解析 URL 字符串，返回一个包含解析结果的命名元组，可以通过属性访问其各个部分，如协议、主机、路径等。
参数：
- urlstring：要解析的 URL 字符串。
- scheme：可选参数，如果 urlstring 不包含协议部分，则使用 scheme 作为默认协议。
- allow_fragments：可选参数，指示是否解析 URL 中的片段标识符。
返回值：一个命名元组，包含解析后的 URL 部分。

3.2urlunparse

urlunparse(parts)

将一个包含 URL 各个部分的元组重新组合成 URL 字符串。
参数：一个包含 URL 各个部分的元组，顺序为 (scheme, netloc, path, params, query, fragment)。
返回值：重新组合后的 URL 字符串。

3.3urlencode

urlencode(query, doseq=False, safe='', encoding=None, errors=None, quote_via=quote_plus)
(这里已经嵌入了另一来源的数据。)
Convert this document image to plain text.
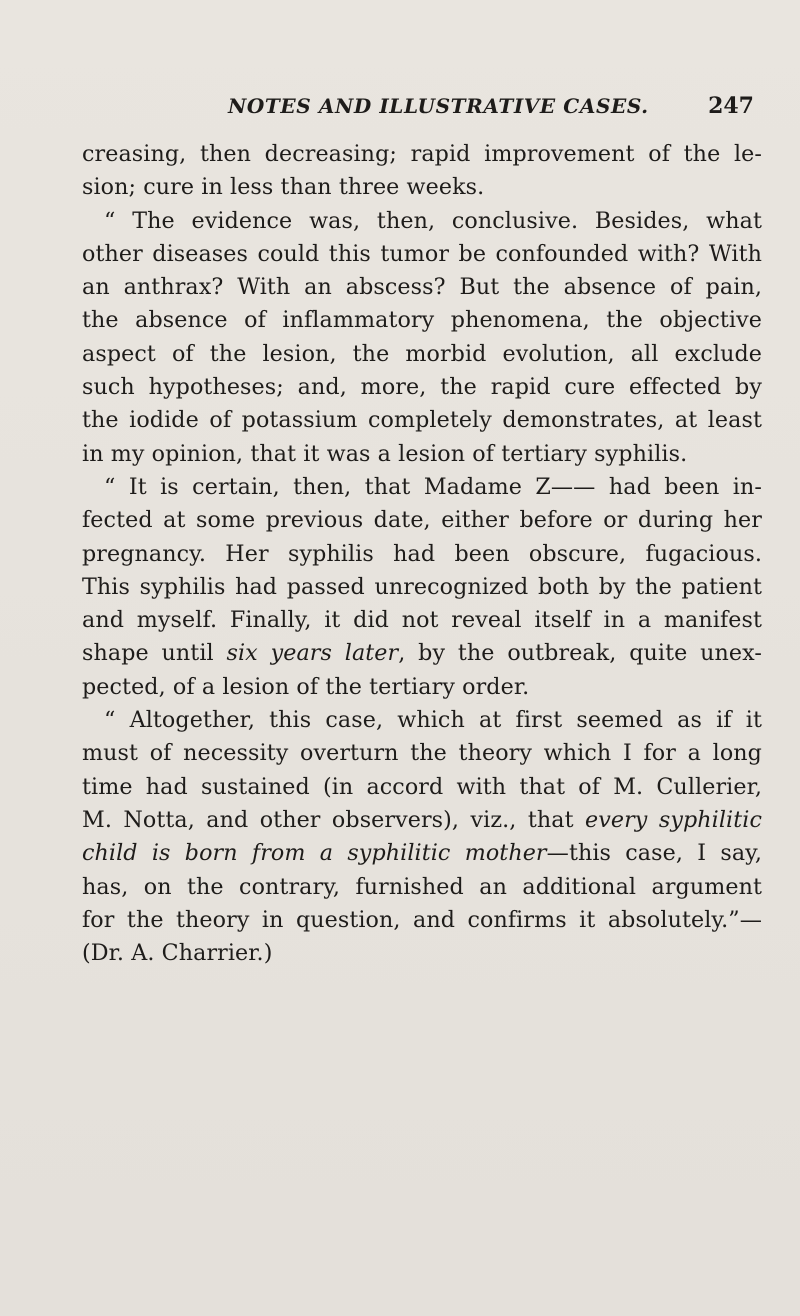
NOTES AND ILLUSTRATIVE CASES.	247
creasing, then decreasing; rapid improvement of the le-
sion; cure in less than three weeks.
“ The evidence was, then, conclusive. Besides, what
other diseases could this tumor be confounded with? With
an anthrax? With an abscess? But the absence of pain,
the absence of inflammatory phenomena, the objective
aspect of the lesion, the morbid evolution, all exclude
such hypotheses; and, more, the rapid cure effected by
the iodide of potassium completely demonstrates, at least
in my opinion, that it was a lesion of tertiary syphilis.
“ It is certain, then, that Madame Z—— had been in-
fected at some previous date, either before or during her
pregnancy. Her syphilis had been obscure, fugacious.
This syphilis had passed unrecognized both by the patient
and myself. Finally, it did not reveal itself in a manifest
shape until six years later, by the outbreak, quite unex-
pected, of a lesion of the tertiary order.
“ Altogether, this case, which at first seemed as if it
must of necessity overturn the theory which I for a long
time had sustained (in accord with that of M. Cullerier,
M. Notta, and other observers), viz., that every syphilitic
child is born from a syphilitic mother—this case, I say,
has, on the contrary, furnished an additional argument
for the theory in question, and confirms it absolutely.”—
(Dr. A. Charrier.)
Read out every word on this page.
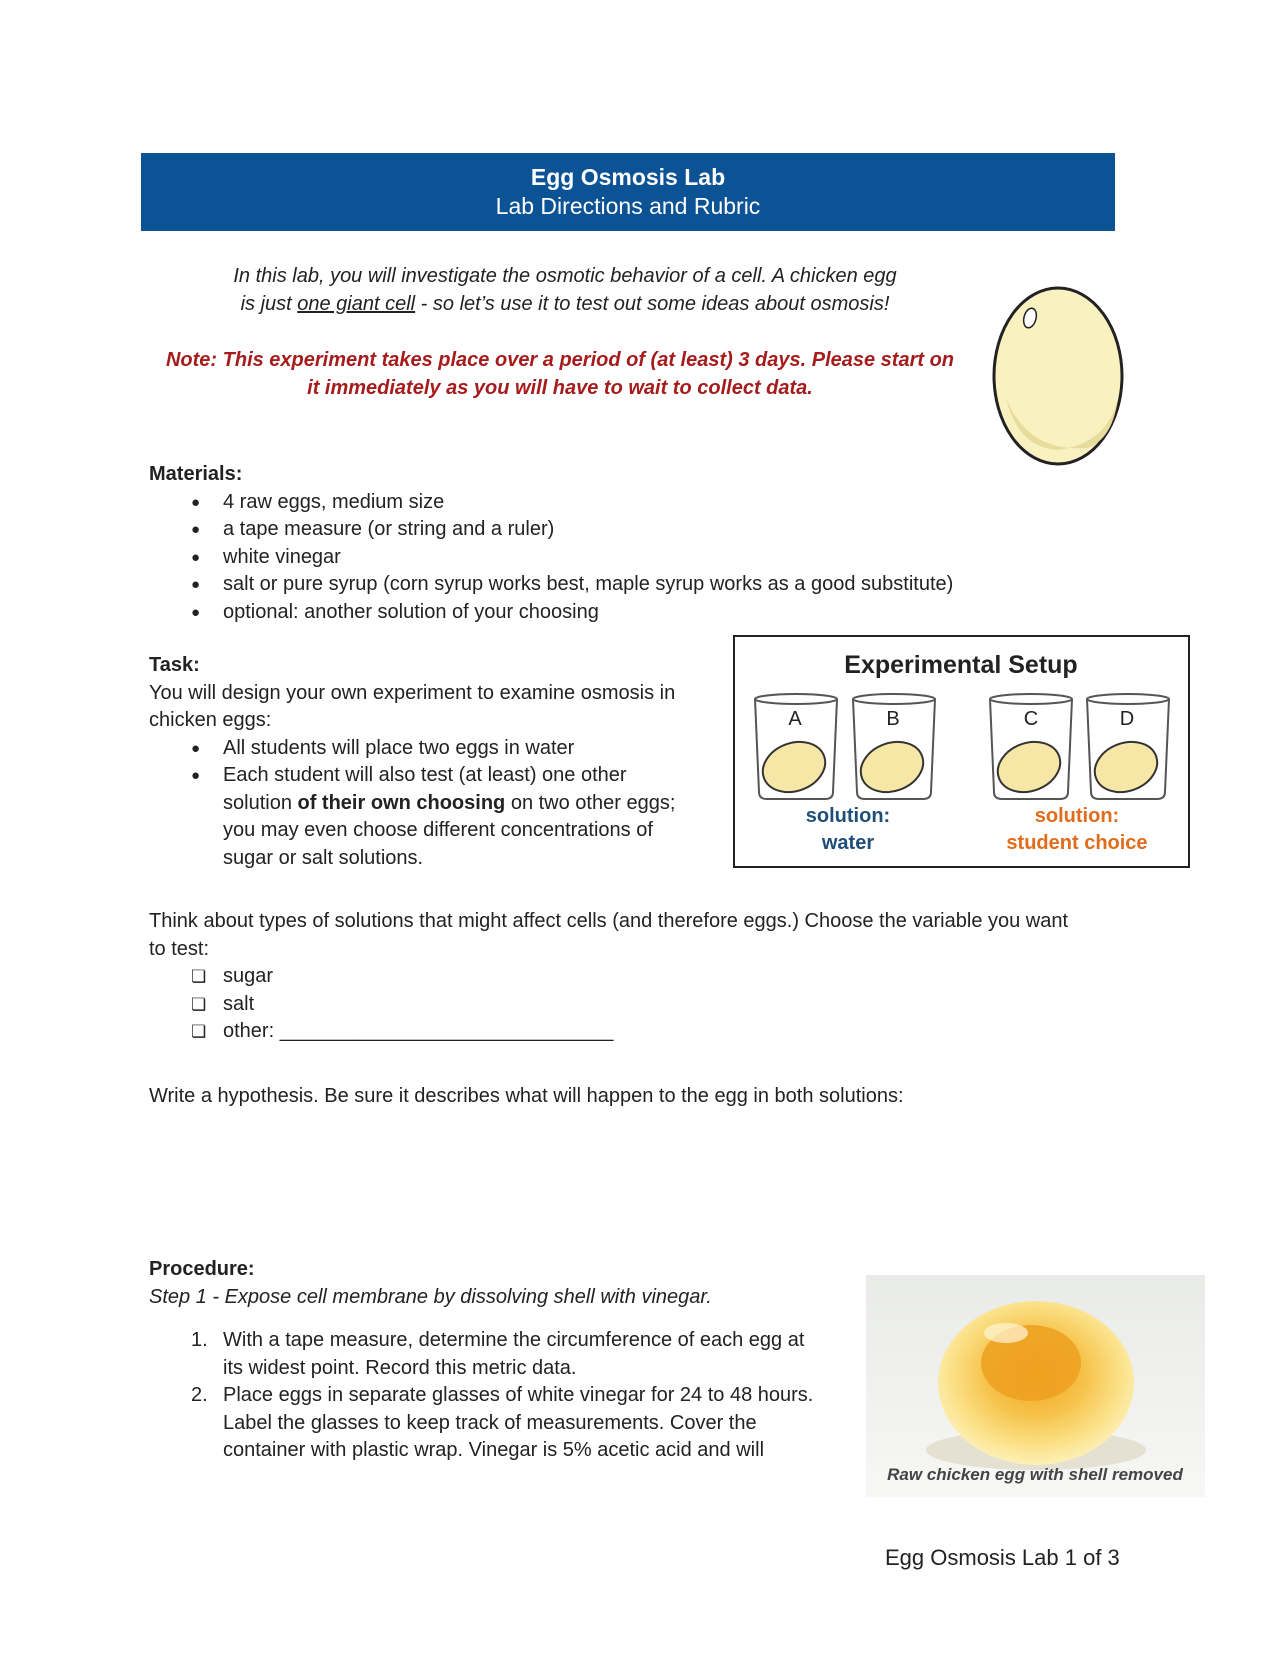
Egg Osmosis Lab
Lab Directions and Rubric
In this lab, you will investigate the osmotic behavior of a cell. A chicken egg
is just one giant cell - so let’s use it to test out some ideas about osmosis!
Note: This experiment takes place over a period of (at least) 3 days. Please start on
it immediately as you will have to wait to collect data.
Materials:
● 4 raw eggs, medium size
● a tape measure (or string and a ruler)
● white vinegar
● salt or pure syrup (corn syrup works best, maple syrup works as a good substitute)
● optional: another solution of your choosing
Task:
You will design your own experiment to examine osmosis in
chicken eggs:
● All students will place two eggs in water
● Each student will also test (at least) one other
solution of their own choosing on two other eggs;
you may even choose different concentrations of
sugar or salt solutions.
Experimental Setup
A	B	C	D
solution:
water
solution:
student choice
Think about types of solutions that might affect cells (and therefore eggs.) Choose the variable you want
to test:
❏ sugar
❏ salt
❏ other: ______________________________
Write a hypothesis. Be sure it describes what will happen to the egg in both solutions:
Procedure:
Step 1 - Expose cell membrane by dissolving shell with vinegar.
1. With a tape measure, determine the circumference of each egg at
its widest point. Record this metric data.
2. Place eggs in separate glasses of white vinegar for 24 to 48 hours.
Label the glasses to keep track of measurements. Cover the
container with plastic wrap. Vinegar is 5% acetic acid and will
Raw chicken egg with shell removed
Egg Osmosis Lab 1 of 3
将字典、元组列表等可迭代对象转换为 URL 编码的查询字符串。
参数：
- query：要编码的查询参数，可以是字典、元组列表等可迭代对象。
- doseq：可选参数，指示是否将具有相同键的多个值作为列表处理。
- safe：可选参数，指定不需要编码的字符。
- encoding：可选参数，指定编码方式。
- errors：可选参数，指定编码错误处理方式。
- quote_via：可选参数，指定引用方式，默认为 quote_plus。
返回值：URL 编码的查询字符串。

3.4quote

quote(string, safe='/', encoding=None, errors=None)

对 URL 中的特殊字符进行编码。
参数：
- string：要编码的字符串。
- safe：可选参数，指定不需要编码的字符。
- encoding：可选参数，指定编码方式。
- errors：可选参数，指定编码错误处理方式。
返回值：编码后的字符串。

3.5unquote

unquote(string, encoding='utf-8', errors='replace')

对 URL 编码的字符串进行解码。
参数：
- string：要解码的字符串。
- encoding：可选参数，指定解码方式。
- errors：可选参数，指定解码错误处理方式。
返回值：解码后的字符串。

3.6示例

解析 URL：

from urllib.parse import urlparse

url = 'https://www.example.com/path/to/page?param1=value1&param2=value2#fragment'

# 解析 URL
parsed_url = urlparse(url)

print(parsed_url.scheme)  # 输出: https
print(parsed_url.netloc)  # 输出: www.example.com
print(parsed_url.path)    # 输出: /path/to/page

构建 URL：

from urllib.parse import urlunparse

parts = ('https', 'www.example.com', '/path/to/page', '', 'param1=value1&param2=value2', 'fragment')

# 构建 URL
url = urlunparse(parts)

print(url)  # 输出: https://www.example.com/path/to/page?param1=value1&param2=value2#fragment

编码查询字符串：

from urllib.parse import urlencode

params = {
    'param1': 'value1',
    'param2': 'value2'
}

# 编码查询字符串
encoded_params = urlencode(params)

print(encoded_params)  # 输出: param1=value1&param2=value2

解码查询字符串：

from urllib.parse import parse_qs

query_string = 'param1=value1&param2=value2'

# 解码查询字符串
decoded_params = parse_qs(query_string)

print(decoded_params)  # 输出: {'param1': ['value1'], 'param2': ['value2']}

URL 编码/解码：

from urllib.parse import quote, unquote

string = 'Hello World!'

# URL 编码
encoded_string = quote(string)

print(encoded_string)  # 输出: Hello%20World%21

# URL 解码
decoded_string = unquote(encoded_string)

print(decoded_string)  # 输出: Hello World!